If you've fallen out of love with your email client and want to try another service, TrueSwitch might be of interest. TrueSwitch automatically informs everyone in your contacts of your changed address, then forwards all of your email and contact data to your new account. Transfers between services partnering with TrueSwitch is free (Gmail, AOL and Outlook). For everyone else, a fairly reasonable $29.95. So, if you are one of the "90% of users [who] consider email interruption a barrier to switching to an ISP of their choice", procrastinate no longer.

Pretty Annual Reports Pay

In times of economic austerity, corporations are wont to produce spartan annual reports, symbolising their determination to live within their means. Recent research shows this might be a counterproductive approach. Even strictly numbers-oriented investment analysts are heavily influenced by well designed company material. The prettier the reports, the more likely analysts are to give a company a 'buy' rating. The takeaway line is that “People are not aware of the effect of aesthetics on their financial decisions.”

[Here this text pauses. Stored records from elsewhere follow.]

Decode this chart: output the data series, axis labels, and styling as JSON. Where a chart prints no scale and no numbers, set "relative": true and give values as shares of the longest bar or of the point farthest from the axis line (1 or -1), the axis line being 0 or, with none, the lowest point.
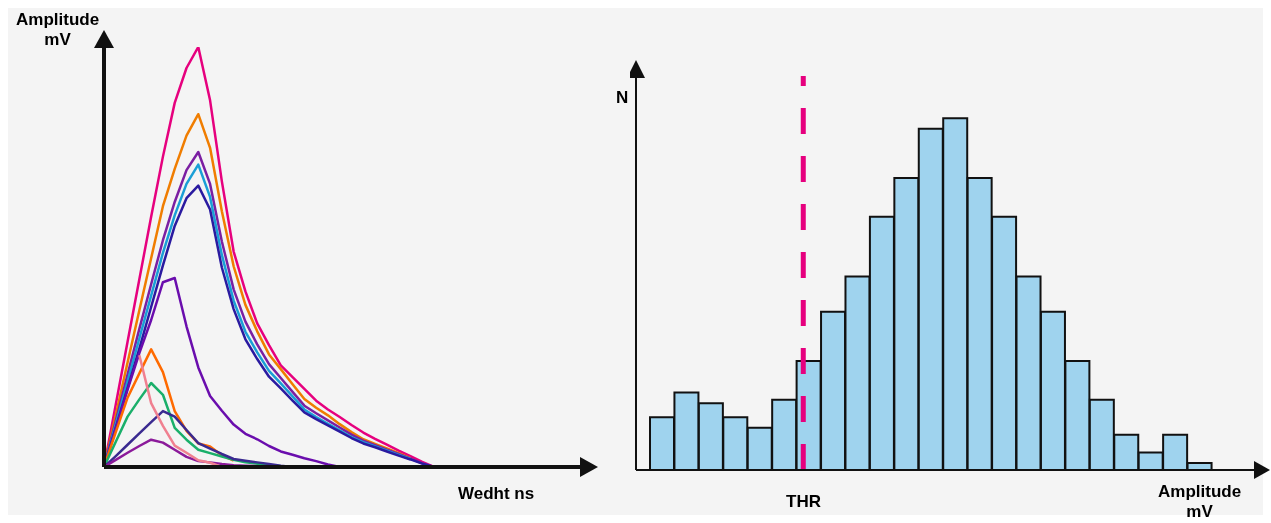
{
  "chart_data": [
    {
      "type": "line",
      "relative": true,
      "xlabel": "Wedht ns",
      "ylabel": "Amplitude\nmV",
      "marker": "none",
      "line_style": "solid",
      "categories": [
        null,
        null,
        null,
        null,
        null,
        null,
        null,
        null,
        null,
        null,
        null,
        null,
        null,
        null,
        null,
        null,
        null,
        null,
        null,
        null,
        null,
        null,
        null,
        null,
        null,
        null,
        null,
        null,
        null
      ],
      "series": [
        {
          "color": "#e6007e",
          "values": [
            0,
            0.149,
            0.298,
            0.447,
            0.596,
            0.739,
            0.867,
            0.95,
            1,
            0.873,
            0.68,
            0.513,
            0.418,
            0.342,
            0.29,
            0.242,
            0.214,
            0.186,
            0.158,
            0.137,
            0.119,
            0.1,
            0.082,
            0.067,
            0.053,
            0.039,
            0.026,
            0.012,
            0
          ]
        },
        {
          "color": "#f07d00",
          "values": [
            0,
            0.124,
            0.249,
            0.373,
            0.497,
            0.621,
            0.71,
            0.789,
            0.84,
            0.76,
            0.609,
            0.478,
            0.386,
            0.323,
            0.268,
            0.233,
            0.197,
            0.162,
            0.141,
            0.123,
            0.102,
            0.083,
            0.066,
            0.055,
            0.044,
            0.033,
            0.021,
            null,
            null
          ]
        },
        {
          "color": "#7b1fa2",
          "values": [
            0,
            0.11,
            0.22,
            0.329,
            0.435,
            0.54,
            0.631,
            0.707,
            0.75,
            0.674,
            0.537,
            0.423,
            0.346,
            0.292,
            0.245,
            0.212,
            0.179,
            0.146,
            0.128,
            0.111,
            0.094,
            0.077,
            0.063,
            0.052,
            0.041,
            0.031,
            0.02,
            0.009,
            0
          ]
        },
        {
          "color": "#1a9fd6",
          "values": [
            0,
            0.102,
            0.204,
            0.306,
            0.408,
            0.51,
            0.599,
            0.674,
            0.72,
            0.643,
            0.505,
            0.396,
            0.322,
            0.273,
            0.229,
            0.199,
            0.168,
            0.137,
            0.119,
            0.103,
            0.087,
            0.071,
            0.059,
            0.049,
            0.039,
            0.029,
            0.019,
            null,
            null
          ]
        },
        {
          "color": "#2a1aa0",
          "values": [
            0,
            0.094,
            0.188,
            0.282,
            0.381,
            0.48,
            0.574,
            0.64,
            0.67,
            0.613,
            0.475,
            0.376,
            0.304,
            0.257,
            0.215,
            0.187,
            0.158,
            0.13,
            0.114,
            0.099,
            0.084,
            0.069,
            0.056,
            0.047,
            0.037,
            0.027,
            0.018,
            0.008,
            0
          ]
        },
        {
          "color": "#6a0dad",
          "values": [
            0,
            0.092,
            0.184,
            0.271,
            0.35,
            0.44,
            0.45,
            0.335,
            0.237,
            0.169,
            0.134,
            0.101,
            0.079,
            0.066,
            0.05,
            0.037,
            0.029,
            0.021,
            0.014,
            0.006,
            0,
            null,
            null,
            null,
            null,
            null,
            null,
            null,
            null
          ]
        },
        {
          "color": "#ff6a00",
          "values": [
            0,
            0.083,
            0.165,
            0.223,
            0.28,
            0.226,
            0.133,
            0.086,
            0.056,
            0.049,
            0.028,
            0.015,
            null,
            null,
            null,
            null,
            null,
            null,
            null,
            null,
            null,
            null,
            null,
            null,
            null,
            null,
            null,
            null,
            null
          ]
        },
        {
          "color": "#1aaf6a",
          "values": [
            0,
            0.06,
            0.12,
            0.161,
            0.2,
            0.172,
            0.093,
            0.065,
            0.041,
            0.033,
            0.025,
            0.017,
            0.011,
            0.008,
            0.005,
            0.002,
            0,
            null,
            null,
            null,
            null,
            null,
            null,
            null,
            null,
            null,
            null,
            null,
            null
          ]
        },
        {
          "color": "#3a2a90",
          "values": [
            0,
            0.026,
            0.053,
            0.08,
            0.107,
            0.133,
            0.12,
            0.088,
            0.057,
            0.044,
            0.031,
            0.019,
            0.015,
            0.011,
            0.007,
            0.003,
            0,
            null,
            null,
            null,
            null,
            null,
            null,
            null,
            null,
            null,
            null,
            null,
            null
          ]
        },
        {
          "color": "#8b1a9a",
          "values": [
            0,
            0.017,
            0.034,
            0.05,
            0.065,
            0.058,
            0.041,
            0.024,
            0.014,
            0.011,
            0.007,
            0.004,
            0.003,
            0.002,
            0.001,
            null,
            null,
            null,
            null,
            null,
            null,
            null,
            null,
            null,
            null,
            null,
            null,
            null,
            null
          ]
        },
        {
          "color": "#f08090",
          "values": [
            null,
            null,
            null,
            0.266,
            0.152,
            0.098,
            0.051,
            0.034,
            0.016,
            0.01,
            0,
            null,
            null,
            null,
            null,
            null,
            null,
            null,
            null,
            null,
            null,
            null,
            null,
            null,
            null,
            null,
            null,
            null,
            null
          ]
        }
      ]
    },
    {
      "type": "bar",
      "relative": true,
      "xlabel": "Amplitude\nmV",
      "ylabel": "N",
      "color": "#9fd3ee",
      "categories": [
        null,
        null,
        null,
        null,
        null,
        null,
        null,
        null,
        null,
        null,
        null,
        null,
        null,
        null,
        null,
        null,
        null,
        null,
        null,
        null,
        null,
        null,
        null
      ],
      "values": [
        0.15,
        0.22,
        0.19,
        0.15,
        0.12,
        0.2,
        0.31,
        0.45,
        0.55,
        0.72,
        0.83,
        0.97,
        1,
        0.83,
        0.72,
        0.55,
        0.45,
        0.31,
        0.2,
        0.1,
        0.05,
        0.1,
        0.02
      ],
      "annotations": [
        "THR"
      ]
    }
  ]
}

Trivia Made Sublime: Feltron 2012

Nicholas Felton is a designer obsessed with data. Currently he is working with Facebook on improving their visual experience (plenty of work for him there!). In his 'spare' time he collates a vast amount of data from his own life and annually publishes it as handsome and sought after book. The 2012 "Feltron Report" analyses his own travel, sleeping patterns, food intake, visitors and information consumption — nothing is too trivial or ephemeral. The project sounds narcissistic and unutterably boring, but such is Felton's skill at creating information graphics that it is weirdly fascinating. Viewing someone else's progress along their own mortal coil is touching and leads readers to reflect upon their own use of time.